When Criminals and Law Enforcement Are On the Same Side

In 2002, a Twin Cities gang member, Myon Burrell, murdered an 11-year-old girl named Tyesha Edwards. She was sitting innocently in her home when a bullet fired incompetently by Burrell in a gang shoot-out brought her life to an end. Burrell was sentenced to life in prison for Edwards’ murder.

But someone–who was it?–wrote years ago about the mismatch between the dead victim and the living murderer. The murderer can be understood; can reform; can be sympathized with; can be, in some quarters, admired. Whereas his victim is just gone. And in most cases, no one speaks for her or for him.

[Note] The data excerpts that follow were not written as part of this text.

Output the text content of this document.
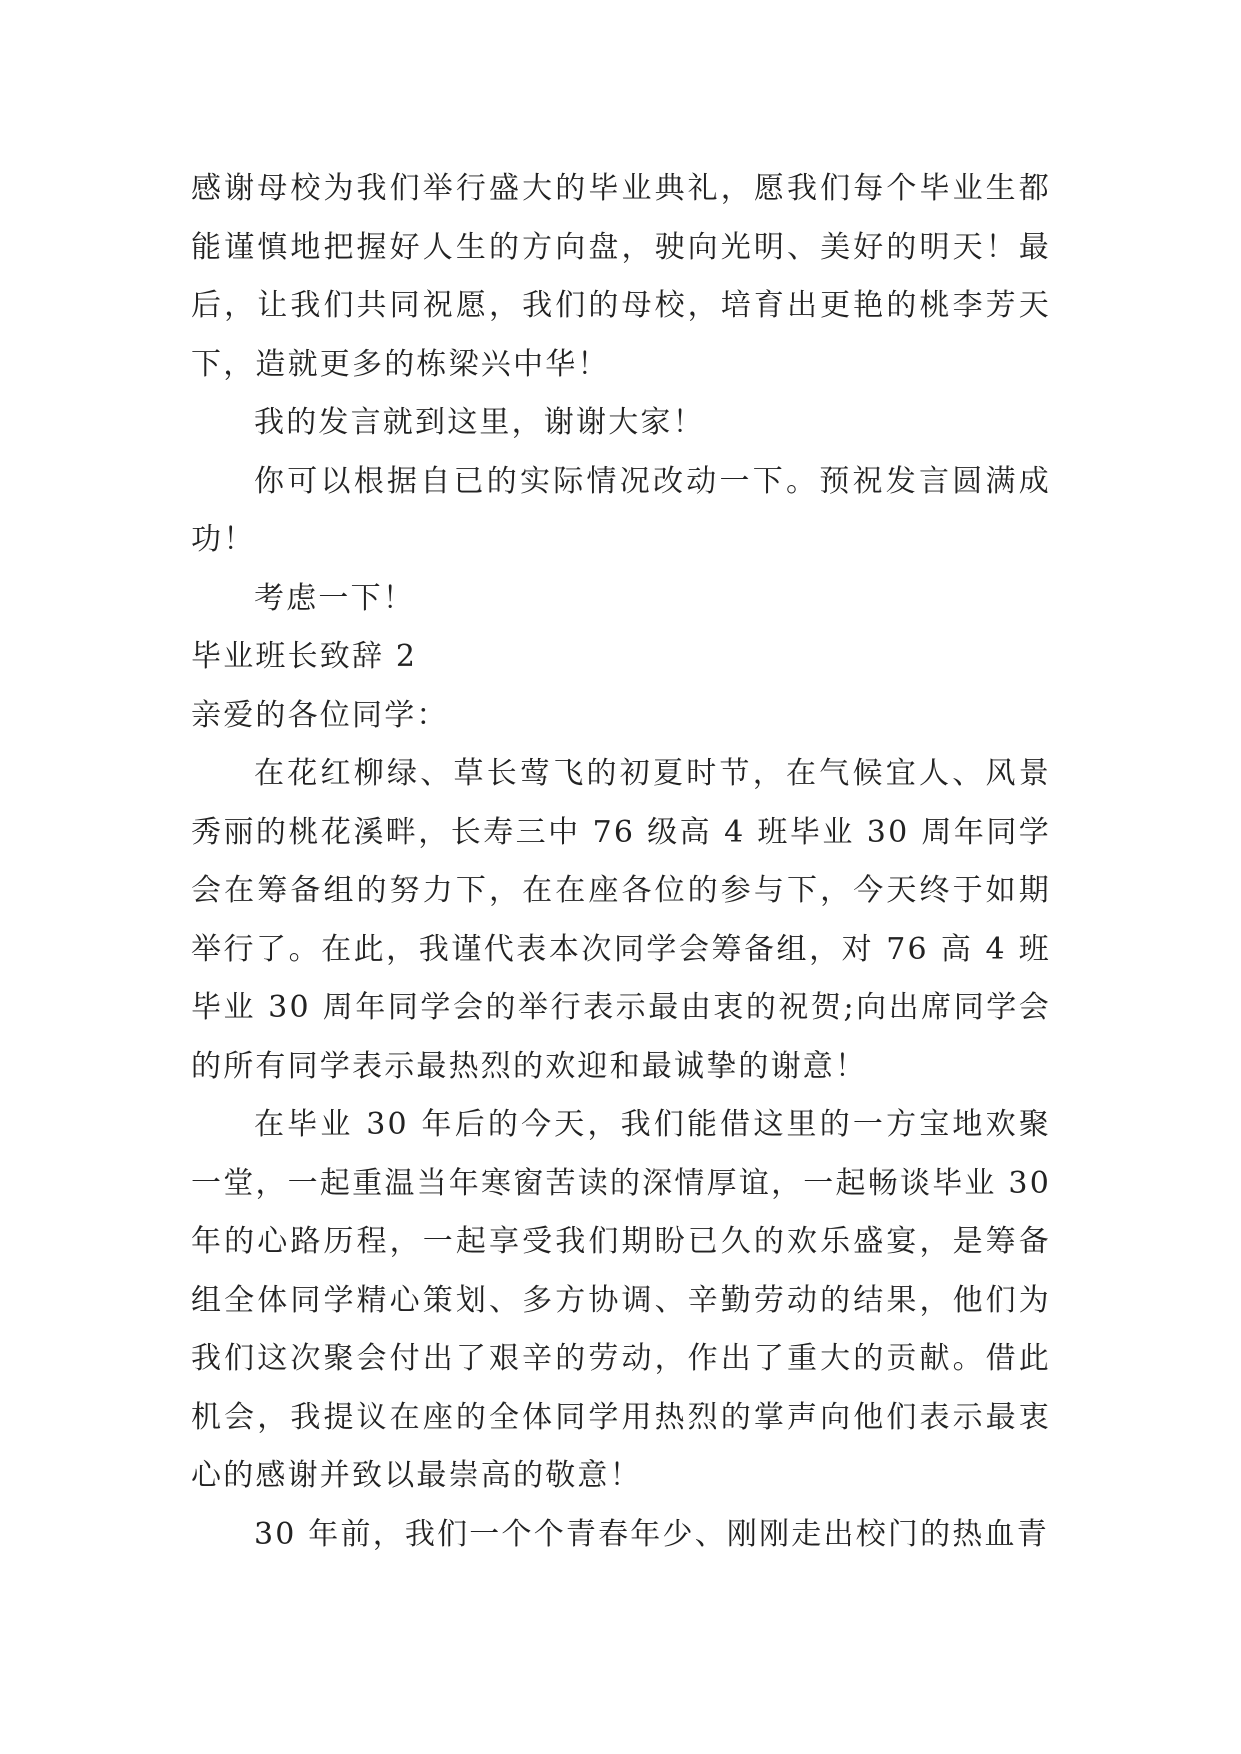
感谢母校为我们举行盛大的毕业典礼，愿我们每个毕业生都能谨慎地把握好人生的方向盘，驶向光明、美好的明天！最后，让我们共同祝愿，我们的母校，培育出更艳的桃李芳天下，造就更多的栋梁兴中华！

我的发言就到这里，谢谢大家！

你可以根据自已的实际情况改动一下。预祝发言圆满成功！

考虑一下！

毕业班长致辞 2

亲爱的各位同学：

在花红柳绿、草长莺飞的初夏时节，在气候宜人、风景秀丽的桃花溪畔，长寿三中 76 级高 4 班毕业 30 周年同学会在筹备组的努力下，在在座各位的参与下，今天终于如期举行了。在此，我谨代表本次同学会筹备组，对 76 高 4 班毕业 30 周年同学会的举行表示最由衷的祝贺;向出席同学会的所有同学表示最热烈的欢迎和最诚挚的谢意！

在毕业 30 年后的今天，我们能借这里的一方宝地欢聚一堂，一起重温当年寒窗苦读的深情厚谊，一起畅谈毕业 30 年的心路历程，一起享受我们期盼已久的欢乐盛宴，是筹备组全体同学精心策划、多方协调、辛勤劳动的结果，他们为我们这次聚会付出了艰辛的劳动，作出了重大的贡献。借此机会，我提议在座的全体同学用热烈的掌声向他们表示最衷心的感谢并致以最崇高的敬意！

30 年前，我们一个个青春年少、刚刚走出校门的热血青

That is what happened here. There was a campaign to free poor, imprisoned Myon Burrell. And it succeeded: in 2020, Minnesota’s Governor Tim Walz and Attorney General Keith Ellison commuted his sentence. The commutation was applauded by Senator Amy Klobuchar. Burrell’s newfound freedom was hailed in a triumphal article by Minnesota Public Radio. MPR quoted Walz:

When announcing Burrell’s commutation, Gov. Tim Walz pointed to scientific studies and the U.S. Supreme Court, which have both stressed that teenage brains work differently than those of adults and that most young offenders should not be given extreme prison sentences. Walz said the shameful state of juvenile criminal justice in Minnesota “needs to be reformed.”

MPR also saw redemption in Burrell’s conversion to Islam:

Burrell said his conversion to Islam helped him cope, and he went on to become a religious leader while behind bars. He said he prayed every day for Tyesha and her family and will continue to do so, knowing that whatever he suffered, nothing can compare to losing a child.

For which he has never taken any responsibility.

Sadly, Burrell’s story went rapidly downhill after his release from prison. It turns out that he wasn’t just a misunderstood kid with an undeveloped brain after all. A local TV station reports:

The Dakota County Attorney’s Office says it will handle a new criminal case against Myon Burrell, whose murder sentence was commuted back in 2020.
Burrell was arrested Thursday after investigators had learned Burrell was dealing drugs, including fentanyl and MDMA, a criminal complaint states. Law enforcement obtained a search warrant, and during a traffic stop, officers found a pill in the door of Burrell’s vehicle that tested positive for methamphetamine. A search of his home recovered a briefcase with $60,000 in cash.

This is the second felony case brought against Burrell in the past year. He’s facing charges of gun possession by an ineligible person and fifth-degree drug possession in connection with a separate traffic stop in August. That case was also referred to Dakota County.

$60,000 in cash in a briefcase, along with drugs and a gun. Burrell has come a long way since his release from prison. Or maybe not.

There is a funny twist to the story. The charges against Burrell were brought in Hennepin County, where Minneapolis is, but were referred to nearby Dakota County for prosecution:

The case was referred to Dakota County due to “conflict bias” because Burrell was a paid staffer on Hennepin County Attorney Mary Moriarty’s campaign.

We have written several times about far-left prosecutor Mary Moriarty, e.g. here and here. She ran for office in 2020 on a pro-crime platform. She promised not to prosecute criminals, but to be tough on police officers trying to enforce the laws. The results have been predictable. But it adds an ironic coda to her ignominious story that she paid convicted murderer, and now recidivist, Myon Burrell to staff her successful election campaign. I am not sure Minnesota’s Left can sink any lower.